Knowing more about your surroundings is important, and it can apply well in a work situation.

Discovery

An excellent resource for identifying trees will take you on a journey of discovery: from the color and shape of the leaf to how many points it has, all to learn more about the tree it came from. It might go on to identify the type of bark, the size of the tree, and more to help you determine which tree you are looking at.

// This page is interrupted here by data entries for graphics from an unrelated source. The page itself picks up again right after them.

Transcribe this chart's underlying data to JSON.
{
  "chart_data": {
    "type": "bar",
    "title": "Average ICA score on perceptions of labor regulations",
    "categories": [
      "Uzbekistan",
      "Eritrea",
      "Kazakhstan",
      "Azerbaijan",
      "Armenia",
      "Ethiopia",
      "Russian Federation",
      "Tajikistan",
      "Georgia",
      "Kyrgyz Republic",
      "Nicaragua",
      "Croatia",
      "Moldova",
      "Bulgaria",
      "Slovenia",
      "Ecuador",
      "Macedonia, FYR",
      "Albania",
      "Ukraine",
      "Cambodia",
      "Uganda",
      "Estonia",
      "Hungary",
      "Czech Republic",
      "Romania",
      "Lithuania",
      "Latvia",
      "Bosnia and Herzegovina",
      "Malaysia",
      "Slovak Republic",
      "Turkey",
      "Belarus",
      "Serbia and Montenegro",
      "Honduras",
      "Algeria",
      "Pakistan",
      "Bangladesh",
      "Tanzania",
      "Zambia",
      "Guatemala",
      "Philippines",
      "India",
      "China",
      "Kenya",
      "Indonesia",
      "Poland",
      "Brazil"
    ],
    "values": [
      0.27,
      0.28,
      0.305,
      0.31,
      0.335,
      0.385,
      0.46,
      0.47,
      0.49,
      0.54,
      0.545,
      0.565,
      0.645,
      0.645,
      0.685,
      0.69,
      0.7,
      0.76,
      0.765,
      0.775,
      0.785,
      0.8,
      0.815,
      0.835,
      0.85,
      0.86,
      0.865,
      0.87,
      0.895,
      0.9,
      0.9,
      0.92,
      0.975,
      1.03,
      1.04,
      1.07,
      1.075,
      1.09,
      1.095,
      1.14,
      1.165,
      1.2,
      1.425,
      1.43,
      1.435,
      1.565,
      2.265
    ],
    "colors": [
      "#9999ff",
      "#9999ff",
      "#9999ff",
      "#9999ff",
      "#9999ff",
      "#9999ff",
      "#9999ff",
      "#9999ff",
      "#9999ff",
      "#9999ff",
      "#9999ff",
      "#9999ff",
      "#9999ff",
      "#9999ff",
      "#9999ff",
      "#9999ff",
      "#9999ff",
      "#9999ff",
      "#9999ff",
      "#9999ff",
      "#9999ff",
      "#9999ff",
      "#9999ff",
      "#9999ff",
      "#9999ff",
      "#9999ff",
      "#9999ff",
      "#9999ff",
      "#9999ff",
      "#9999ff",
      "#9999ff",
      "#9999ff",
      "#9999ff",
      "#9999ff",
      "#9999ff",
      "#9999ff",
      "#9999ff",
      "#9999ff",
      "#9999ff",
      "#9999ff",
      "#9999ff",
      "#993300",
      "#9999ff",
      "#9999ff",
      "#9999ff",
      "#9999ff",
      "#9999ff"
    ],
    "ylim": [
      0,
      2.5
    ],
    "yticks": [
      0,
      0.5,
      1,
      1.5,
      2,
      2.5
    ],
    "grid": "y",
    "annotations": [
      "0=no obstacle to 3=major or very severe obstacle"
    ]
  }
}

There are many ways you can apply this strategy of discovery with your customers, especially if they are repeat customers. If you think about each customer as if they were an onion with many layers to uncover, you can view each contact with them as an opportunity to peel away one more layer.

Learning

Your customers are individuals with unique personalities, family issues, work challenges, and styles of doing business. You can work on strategies to uncover more information about your customers to help cement a relationship with them. Customers who like you and enjoy your relationship are more willing to continue to do business with you and become loyal repeat customers.

Depth

Depending on how you maintain your customer records, there are different methods of collecting and retaining information about your clients. In an article, “7 Ways to (Really) Know Your Customers” (http://www.businessnewsdaily.com/4890-customer-engagement-tips.html), it offers several suggestions for small businesses to get to know their customers better including gleaning social data from sites such as Facebook.

By getting to know your customers better, you can anticipate when they will be spending, what triggers a purchase, and how you can be proactive in contacting them for their triggers. As you learn more about your customer, you can apply your knowledge to help them better manage their relationship with you, potentially saving them money in the long run. For instance, if they are buying their products when needed, but you see a pattern, you can sell them a larger bulk amount on a periodic basis saving them money and securing the purchase for your account.

Knowledge

Knowing your customers will allow you to separate the A and B level of customers from the one-time business customers. As you develop your relationships with your clients, you can grow your business in depth. Then, using similar methods, seek out new business and begin the process again.